By Deirdre Good
Anyone who is invited to give talks or public addresses or lectures or workshops knows that one will encounter complete strangers as well as a few old friends. The nature of these chance meetings varies widely but, given that I speak about biblical matters, the possibility of deeply meaningful interactions is always present. On one occasion at a church in Brooklyn, someone introduced themselves to me as a friend of my parents from the time they were in Kenya. I was able to call my parents that day and pass on greetings. People have asked me after talks if I would be their spiritual director, which I decline, having had no training. People tell me stories about their lives evoked by my talk and our conversation. Sometimes, people ask for my email to begin an exchange of information about a topic on which they have heard me speak.
On one occasion, I went to another part of the country to give a day long workshop at a church on how the Bible came to be. It was well attended, having been given good publicity by the host rector, and people came from considerable distances including neighboring states. After the morning talk, the church parishioners served lunch and I sat down at a table of complete strangers having been waved over to it by two friendly faces. We began to talk. I asked where this couple had come from. They named a town in a neighboring state which I have never visited but which holds the grave of my mother-in-law, buried far away from any family or friends. It’s not a large town so I was quite surprised. And when I told them of her grave, they both immediately offered to visit it. An extraordinary connection came into being that day from a chance encounter. They subsequently sent descriptions and pictures of the grave and accounts of their visits to it on several occasions, and a beautiful gift handcrafted by the husband.
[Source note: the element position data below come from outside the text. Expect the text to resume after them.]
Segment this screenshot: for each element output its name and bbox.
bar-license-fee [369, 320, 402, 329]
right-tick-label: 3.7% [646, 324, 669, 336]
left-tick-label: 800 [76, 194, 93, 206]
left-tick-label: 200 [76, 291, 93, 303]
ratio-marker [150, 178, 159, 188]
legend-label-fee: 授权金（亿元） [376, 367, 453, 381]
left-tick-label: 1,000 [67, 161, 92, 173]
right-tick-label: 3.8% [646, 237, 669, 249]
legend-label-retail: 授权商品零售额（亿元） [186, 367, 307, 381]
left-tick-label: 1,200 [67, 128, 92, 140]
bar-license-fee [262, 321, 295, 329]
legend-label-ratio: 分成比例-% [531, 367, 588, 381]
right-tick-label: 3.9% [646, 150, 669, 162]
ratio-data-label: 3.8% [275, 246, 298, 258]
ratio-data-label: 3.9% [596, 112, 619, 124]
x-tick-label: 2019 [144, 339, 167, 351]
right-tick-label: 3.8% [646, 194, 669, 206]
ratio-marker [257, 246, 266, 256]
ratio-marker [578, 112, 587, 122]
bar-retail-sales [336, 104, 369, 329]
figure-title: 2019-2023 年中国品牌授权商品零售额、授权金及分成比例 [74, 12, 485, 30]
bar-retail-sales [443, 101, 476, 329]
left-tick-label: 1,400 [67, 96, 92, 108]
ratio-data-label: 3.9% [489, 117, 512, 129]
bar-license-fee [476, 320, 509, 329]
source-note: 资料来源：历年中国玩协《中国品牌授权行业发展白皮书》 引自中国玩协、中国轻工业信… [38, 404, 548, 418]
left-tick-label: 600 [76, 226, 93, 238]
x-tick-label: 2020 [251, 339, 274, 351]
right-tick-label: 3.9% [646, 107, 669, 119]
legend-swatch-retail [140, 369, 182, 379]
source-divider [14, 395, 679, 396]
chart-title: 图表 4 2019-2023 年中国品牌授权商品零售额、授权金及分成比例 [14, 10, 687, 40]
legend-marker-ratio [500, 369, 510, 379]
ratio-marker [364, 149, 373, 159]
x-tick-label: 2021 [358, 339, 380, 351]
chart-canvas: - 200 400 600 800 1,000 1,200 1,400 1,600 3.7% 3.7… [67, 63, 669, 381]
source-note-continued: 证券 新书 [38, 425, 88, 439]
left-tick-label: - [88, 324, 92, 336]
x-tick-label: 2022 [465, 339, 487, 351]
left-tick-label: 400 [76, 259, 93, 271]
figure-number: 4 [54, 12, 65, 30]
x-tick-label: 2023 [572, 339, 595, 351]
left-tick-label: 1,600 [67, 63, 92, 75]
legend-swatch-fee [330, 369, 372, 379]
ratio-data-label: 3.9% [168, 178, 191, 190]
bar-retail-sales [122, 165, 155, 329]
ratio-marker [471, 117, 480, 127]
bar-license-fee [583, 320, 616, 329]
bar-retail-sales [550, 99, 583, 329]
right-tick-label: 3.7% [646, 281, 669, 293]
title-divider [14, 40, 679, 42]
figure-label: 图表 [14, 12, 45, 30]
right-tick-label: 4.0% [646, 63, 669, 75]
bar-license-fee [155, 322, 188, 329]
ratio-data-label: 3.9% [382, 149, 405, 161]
In today’s post we received a letter from the wife describing the death of her husband and her year-long grieving. I myself was deeply grieved at the news but my own sorrow at his death is tempered by the knowledge that, just as our connection in a place unknown to us, which each of us reached only by traveling a considerable distance, was made through the long-ago death of a person unknown to either of us, it will be sustained beyond death. And at the same time, that one fragile connection we made became so deep not so much because of what we said to each other, but because of who they were and what they did for my spouse and me. That connection becomes a symbol of what all other future encounters with strangers at other talks might become.
Dr. Deirdre Good is professor of New Testament at The General Theological Seminary, specializing in the Synoptic Gospels, Christian Origins, Noncanonical writings and biblical languages. An American citizen, she grew up in Kenya and keeps the blog On Not Being a Sausage.